Trying to purge from his mind a past spent impaling innocents for the Ottoman army, Vlad is a devout Christian, a peaceful man whose plans to avoid conflict with the imperial overlords are inevitably undermined by a demand from Dominic Cooper’s preening sultan — gilding his scumbag bona fides with eyeliner and a bad eastern accent — for 1000 child soldiers and a royal hostage in the form of Ingeras.
Predictably enough, Vlad, having little regard for the scheme, resists these Turkish advances. He instantly seeks salvation from arts more dark than martial and, from this point on, a finely balanced opening gives way to bombastic CGI and a contrived, poorly paced, surprisingly bloodless, 12A depiction of one man’s descent into the blackness.
Many of Dracula Untold’s weaknesses stem from a truncated running time which squeezes major events into a series of narrative pit stops. From the moment that Vlad resolves to sell his soul to a cave-dwelling demon (Charles Dance) he knows next to nothing about — save for the conveniently accurate exposition provided by Paul Kaye’s watchful monk — one cannot shake the notion that Shore is scrambling to cram a crowded tableau into a very tight space.
As he surrenders himself to three days of demonic prowess, a curse with which he will be laboured for eternity if he drinks human blood, Vlad’s embrace of these new powers, at once interesting and chilling, is jettisoned to make way for a series of shiny, hollow battle scenes.

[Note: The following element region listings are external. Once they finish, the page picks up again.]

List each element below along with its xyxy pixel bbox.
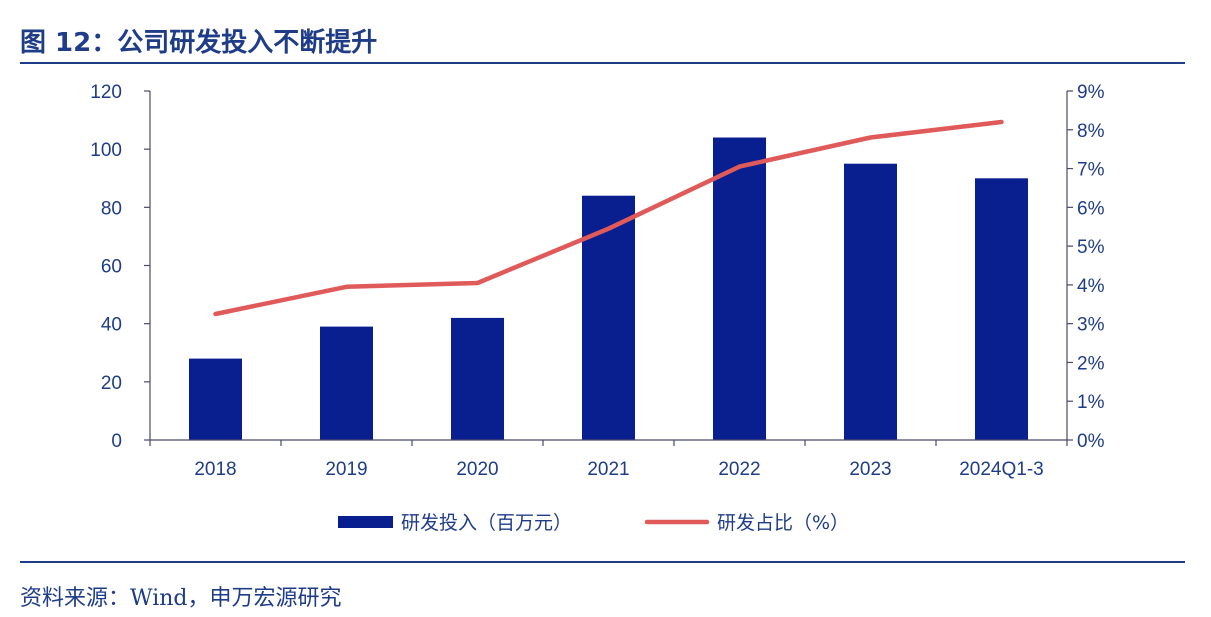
- x-tick-label: 2023: [849, 459, 891, 480]
- y-tick-label: 0: [111, 431, 122, 452]
- y-tick-label: 20: [101, 373, 122, 394]
- x-tick-label: 2022: [718, 459, 760, 480]
- y-tick-label: 100: [90, 140, 122, 161]
- y2-tick-label: 4%: [1077, 276, 1105, 297]
- y-tick-label: 40: [101, 315, 122, 336]
- chart-area: 0 20 40 60 80 100 120 0% 1% 2% 3% 4% 5% 6% 7% 8% 9% 2018 2…: [90, 82, 1105, 534]
- bar-2022: [713, 137, 766, 440]
- title-bar: 图 12：公司研发投入不断提升: [20, 18, 1185, 64]
- y-tick-label: 120: [90, 82, 122, 103]
- x-tick-label: 2024Q1-3: [959, 459, 1044, 480]
- bar-2024Q1-3: [975, 178, 1028, 441]
- chart-title: 图 12：公司研发投入不断提升: [20, 28, 378, 58]
- bar-2018: [189, 358, 242, 440]
- legend-label-bar: 研发投入（百万元）: [401, 512, 572, 534]
- y2-tick-label: 9%: [1077, 82, 1105, 103]
- bar-2019: [320, 326, 373, 440]
- y2-tick-label: 7%: [1077, 160, 1105, 181]
- legend-swatch-bar: [338, 516, 393, 528]
- x-tick-label: 2019: [325, 459, 367, 480]
- y2-tick-label: 0%: [1077, 431, 1105, 452]
- bar-2021: [582, 195, 635, 440]
- y-tick-label: 80: [101, 198, 122, 219]
- y2-tick-label: 3%: [1077, 315, 1105, 336]
- y2-tick-label: 1%: [1077, 392, 1105, 413]
- footer-divider: [20, 561, 1185, 563]
- bar-2020: [451, 317, 504, 440]
- y-tick-label: 60: [101, 257, 122, 278]
- x-tick-label: 2021: [587, 459, 629, 480]
- y2-tick-label: 2%: [1077, 353, 1105, 374]
- x-tick-label: 2018: [194, 459, 236, 480]
- x-tick-label: 2020: [456, 459, 498, 480]
- legend-label-line: 研发占比（%）: [717, 512, 849, 534]
- y2-tick-label: 8%: [1077, 121, 1105, 142]
- bar-2023: [844, 163, 897, 440]
- y2-tick-label: 5%: [1077, 237, 1105, 258]
- source-note: 资料来源：Wind，申万宏源研究: [20, 586, 342, 611]
- y2-tick-label: 6%: [1077, 198, 1105, 219]
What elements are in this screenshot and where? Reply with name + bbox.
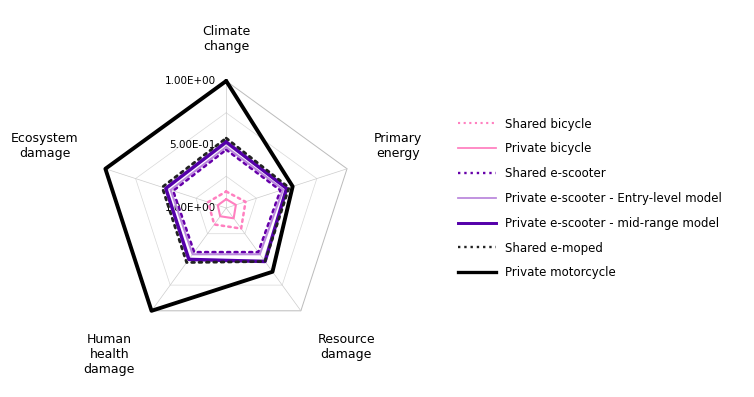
Text: Ecosystem
damage: Ecosystem damage bbox=[11, 132, 79, 160]
Text: Primary
energy: Primary energy bbox=[373, 132, 421, 160]
Text: Climate
change: Climate change bbox=[202, 25, 250, 53]
Text: 1.00E+00: 1.00E+00 bbox=[165, 76, 216, 86]
Text: 1.00E+00: 1.00E+00 bbox=[165, 203, 216, 213]
Text: 5.00E-01: 5.00E-01 bbox=[170, 139, 216, 150]
Legend: Shared bicycle, Private bicycle, Shared e-scooter, Private e-scooter - Entry-lev: Shared bicycle, Private bicycle, Shared … bbox=[452, 112, 728, 285]
Text: Human
health
damage: Human health damage bbox=[84, 333, 135, 376]
Text: Resource
damage: Resource damage bbox=[317, 333, 375, 361]
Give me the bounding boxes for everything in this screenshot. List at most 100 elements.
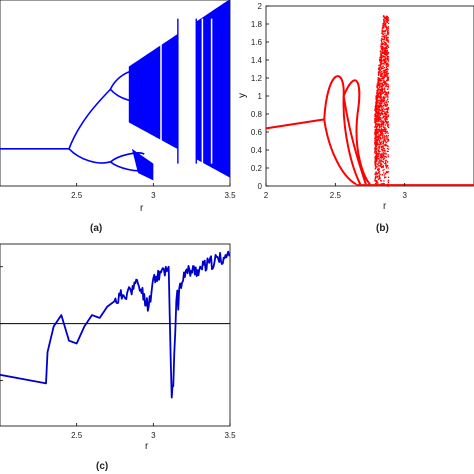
chaos-point	[380, 159, 383, 162]
chaos-point	[386, 21, 389, 23]
chaos-point	[384, 108, 387, 110]
chaos-point	[376, 140, 378, 142]
chaos-point	[374, 131, 376, 134]
chaos-point	[381, 103, 383, 105]
chaos-point	[386, 165, 388, 168]
chaos-point	[378, 74, 380, 76]
chaos-point	[385, 60, 387, 62]
chaos-point	[384, 145, 386, 147]
chaos-point	[379, 136, 381, 138]
chaos-point	[379, 161, 381, 163]
chaos-point	[384, 44, 386, 46]
chaos-point	[375, 157, 378, 159]
chaos-point	[380, 68, 382, 71]
chaos-point	[381, 166, 383, 168]
chaos-point	[387, 59, 390, 61]
chaos-point	[387, 139, 390, 142]
chaos-point	[386, 121, 388, 123]
chaos-point	[376, 180, 378, 182]
chaos-point	[380, 183, 382, 185]
chaotic-lower-lobe	[131, 148, 154, 181]
chaos-point	[381, 75, 383, 77]
chaos-point	[382, 65, 384, 67]
panel-a-x-ticks: 2.5 3 3.5	[71, 183, 236, 200]
chaos-point	[387, 22, 390, 25]
chaos-point	[380, 63, 382, 65]
panel-a: 2.5 3 3.5 r (a)	[0, 0, 236, 234]
chaos-point	[382, 104, 385, 107]
chaos-point	[379, 165, 381, 167]
chaos-point	[378, 120, 380, 122]
chaos-point	[378, 117, 380, 120]
chaos-point	[382, 147, 384, 150]
chaos-point	[377, 153, 379, 155]
chaos-point	[380, 105, 382, 107]
chaos-point	[387, 29, 389, 32]
chaos-point	[382, 24, 384, 26]
chaos-point	[383, 138, 385, 140]
panel-b-y-tick-label: 0.2	[251, 164, 263, 173]
branch-upper-lobe	[323, 75, 362, 185]
chaos-point	[387, 167, 389, 169]
chaos-point	[385, 116, 387, 118]
chaos-point	[375, 128, 378, 130]
chaos-point	[385, 62, 387, 64]
chaos-point	[380, 89, 383, 92]
chaos-point	[381, 120, 383, 123]
chaos-point	[385, 167, 387, 169]
chaos-point	[382, 110, 384, 113]
chaos-point	[385, 43, 387, 45]
chaos-point	[386, 72, 388, 74]
chaos-point	[383, 36, 386, 39]
chaos-point	[379, 60, 381, 62]
chaos-point	[383, 130, 386, 133]
panel-b-ticks: 0 0.2 0.4 0.6 0.8 1 1.2 1.4 1.6 1.8 2 2 2.5 3	[251, 2, 408, 200]
chaos-point	[387, 32, 389, 35]
chaos-point	[386, 92, 388, 94]
chaos-point	[382, 99, 384, 102]
chaos-point	[382, 35, 385, 38]
chaos-point	[383, 73, 386, 75]
chaos-point	[386, 15, 389, 18]
chaos-point	[374, 149, 377, 152]
chaos-point	[378, 153, 381, 155]
chaos-point	[377, 104, 380, 106]
chaos-point	[384, 162, 386, 165]
chaos-point	[380, 79, 382, 81]
chaos-point	[382, 84, 384, 86]
chaos-point	[385, 117, 387, 119]
chaos-point	[382, 98, 384, 101]
panel-b-label: (b)	[376, 223, 389, 234]
chaos-point	[384, 81, 387, 83]
chaos-point	[386, 51, 388, 53]
chaos-point	[387, 108, 389, 111]
chaos-point	[378, 102, 381, 105]
chaos-point	[376, 151, 378, 154]
chaos-point	[379, 121, 381, 123]
chaos-point	[386, 78, 389, 80]
chaos-point	[380, 59, 382, 61]
chaos-point	[385, 93, 387, 96]
chaos-point	[379, 104, 381, 107]
chaos-point	[381, 31, 383, 33]
chaos-point	[386, 88, 389, 90]
chaos-point	[377, 124, 379, 127]
chaos-point	[378, 172, 380, 175]
chaos-point	[385, 84, 388, 87]
chaos-point	[377, 169, 379, 171]
chaos-point	[379, 116, 381, 119]
chaos-point	[376, 97, 378, 99]
chaos-point	[379, 132, 382, 134]
chaos-point	[375, 143, 377, 145]
chaos-point	[380, 117, 382, 119]
chaos-point	[387, 148, 390, 150]
chaos-point	[384, 61, 387, 63]
chaos-point	[382, 169, 384, 172]
chaos-point	[375, 160, 377, 162]
chaos-point	[386, 53, 389, 55]
chaos-point	[378, 126, 381, 129]
chaos-point	[383, 38, 385, 40]
chaos-point	[387, 125, 389, 128]
chaos-point	[375, 174, 377, 176]
chaos-point	[380, 141, 382, 144]
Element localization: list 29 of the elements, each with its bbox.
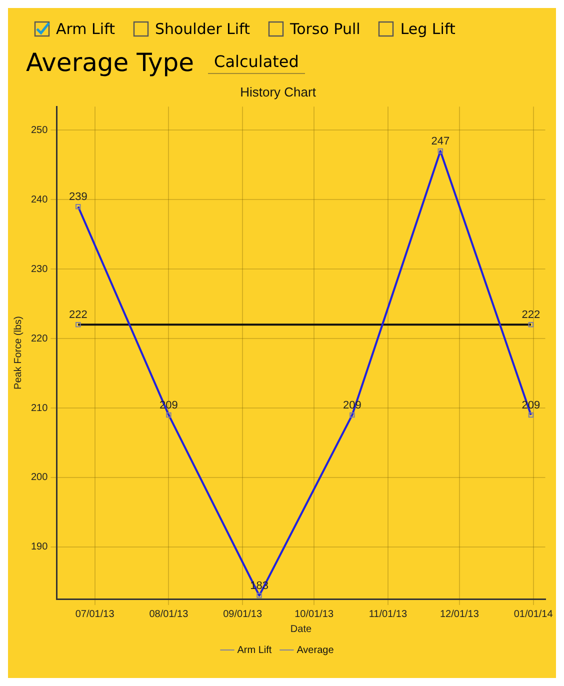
legend-label: Arm Lift	[237, 644, 272, 656]
dropdown-field: Calculated	[208, 52, 305, 74]
y-tick-label: 250	[30, 124, 48, 136]
y-tick-label: 190	[30, 542, 48, 553]
x-tick-label: 11/01/13	[368, 608, 408, 620]
x-tick-label: 10/01/13	[294, 608, 334, 620]
y-tick-label: 230	[30, 264, 48, 275]
y-axis-title: Peak Force (lbs)	[12, 316, 24, 390]
y-tick-label: 200	[30, 472, 48, 484]
x-tick-label: 01/01/14	[514, 608, 554, 620]
text: Shoulder Lift	[154, 20, 250, 38]
y-tick-label: 240	[30, 194, 48, 206]
chart-title: History Chart	[240, 84, 316, 100]
data-label: 222	[68, 309, 88, 322]
text: Arm Lift	[56, 20, 115, 38]
x-axis-title: Date	[290, 624, 312, 635]
text: Torso Pull	[290, 20, 360, 38]
data-label: 239	[68, 191, 88, 204]
data-label: 247	[431, 136, 450, 148]
data-label: 222	[522, 309, 540, 322]
legend-label: Average	[296, 644, 334, 656]
x-tick-label: 09/01/13	[223, 608, 262, 620]
text: Leg Lift	[400, 20, 456, 38]
text: Average Type	[26, 48, 194, 77]
x-tick-label: 08/01/13	[149, 608, 189, 620]
y-tick-label: 220	[30, 333, 48, 344]
y-tick-label: 210	[30, 402, 48, 414]
x-tick-label: 07/01/13	[75, 608, 115, 620]
x-tick-label: 12/01/13	[440, 608, 480, 620]
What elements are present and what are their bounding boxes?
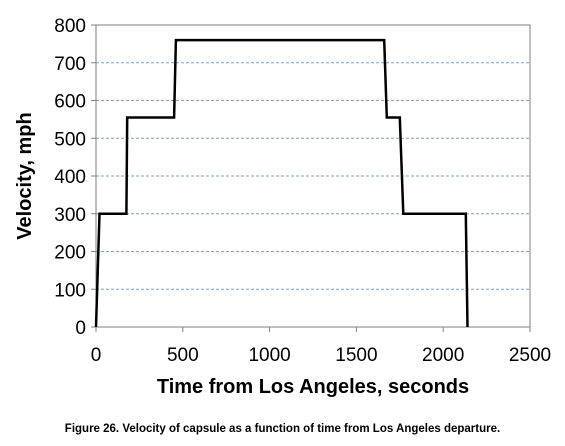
y-tick-label: 500 bbox=[54, 129, 86, 150]
gridlines bbox=[96, 62, 530, 290]
y-tick-label: 600 bbox=[54, 92, 86, 113]
x-tick-label: 0 bbox=[91, 345, 102, 366]
velocity-series-line bbox=[94, 38, 469, 328]
y-tick-label: 100 bbox=[54, 280, 86, 301]
x-tick-label: 1000 bbox=[248, 345, 290, 366]
x-axis-title: Time from Los Angeles, seconds bbox=[157, 376, 469, 398]
y-tick-label: 800 bbox=[54, 16, 86, 37]
x-tick-label: 2000 bbox=[422, 345, 464, 366]
y-axis-title: Velocity, mph bbox=[14, 112, 36, 239]
axis-ticks bbox=[91, 24, 531, 332]
figure-caption: Figure 26. Velocity of capsule as a func… bbox=[64, 423, 501, 435]
x-tick-labels: 0 500 1000 1500 2000 2500 bbox=[91, 345, 551, 366]
x-tick-label: 1500 bbox=[335, 345, 377, 366]
y-tick-labels: 0 100 200 300 400 500 600 700 800 bbox=[54, 16, 86, 339]
y-tick-label: 400 bbox=[54, 167, 86, 188]
y-tick-label: 300 bbox=[54, 205, 86, 226]
y-tick-label: 700 bbox=[54, 54, 86, 75]
x-tick-label: 2500 bbox=[509, 345, 551, 366]
x-tick-label: 500 bbox=[167, 345, 199, 366]
y-tick-label: 200 bbox=[54, 243, 86, 264]
y-tick-label: 0 bbox=[75, 318, 86, 339]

Acutely aware of studio pressure to feed the masses with Universal’s expensive fare, Shore occasionally steps outside bland multiplex drudgery — the relationship between Gadon, so affecting in this year’s Belle, and the serviceable Evans is never less than touching — but such moves are clearly ancillary to the spectacle.
Inconvenient tensions are overcome as swiftly as they arise. In one scene, Vlad chides the small band of superstitious compatriots he has chosen to protect (all of whom seem to reside in his castle) for attempting to burn him alive. He dismisses their concerns about his alarming new ability to transform into a cloud of bats; they forgive him his possession.
If there is a genuinely redeeming quality, it rests in the aesthetic. Tellingly, Shore finds more success within the frame than he does beneath it and, given his background in commercials, it should come as no surprise that he brings significant style to his debut featured. Northern Ireland granted Universal a bespoke production base and the region’s rugged beauty forms an especially stunning backdrop. This is a Transylvania of verdant glens and towering mountains, its vastness accentuated and lingered upon by Shore’s admiring lens.
Indeed, his considerable technical skills intermittently light up the mostly dull drama: a stunning opening 3D montage, all swooping cameras and brooding shadows, tells of Vlad’s early years in service to the Ottomans; later, as Evans lays waste to a field of foes, his omnipotence plays out in the reflection of a dying soldier’s falling sword. Taken as individual components, these achievements impress on a deeper level than one might expect from a film of largely rote ambitions.
Whatever their superficial effect, however, such flourishes are, in truth, little more than a mere shimmer, garnishes to a story requiring a truly gothic treatment.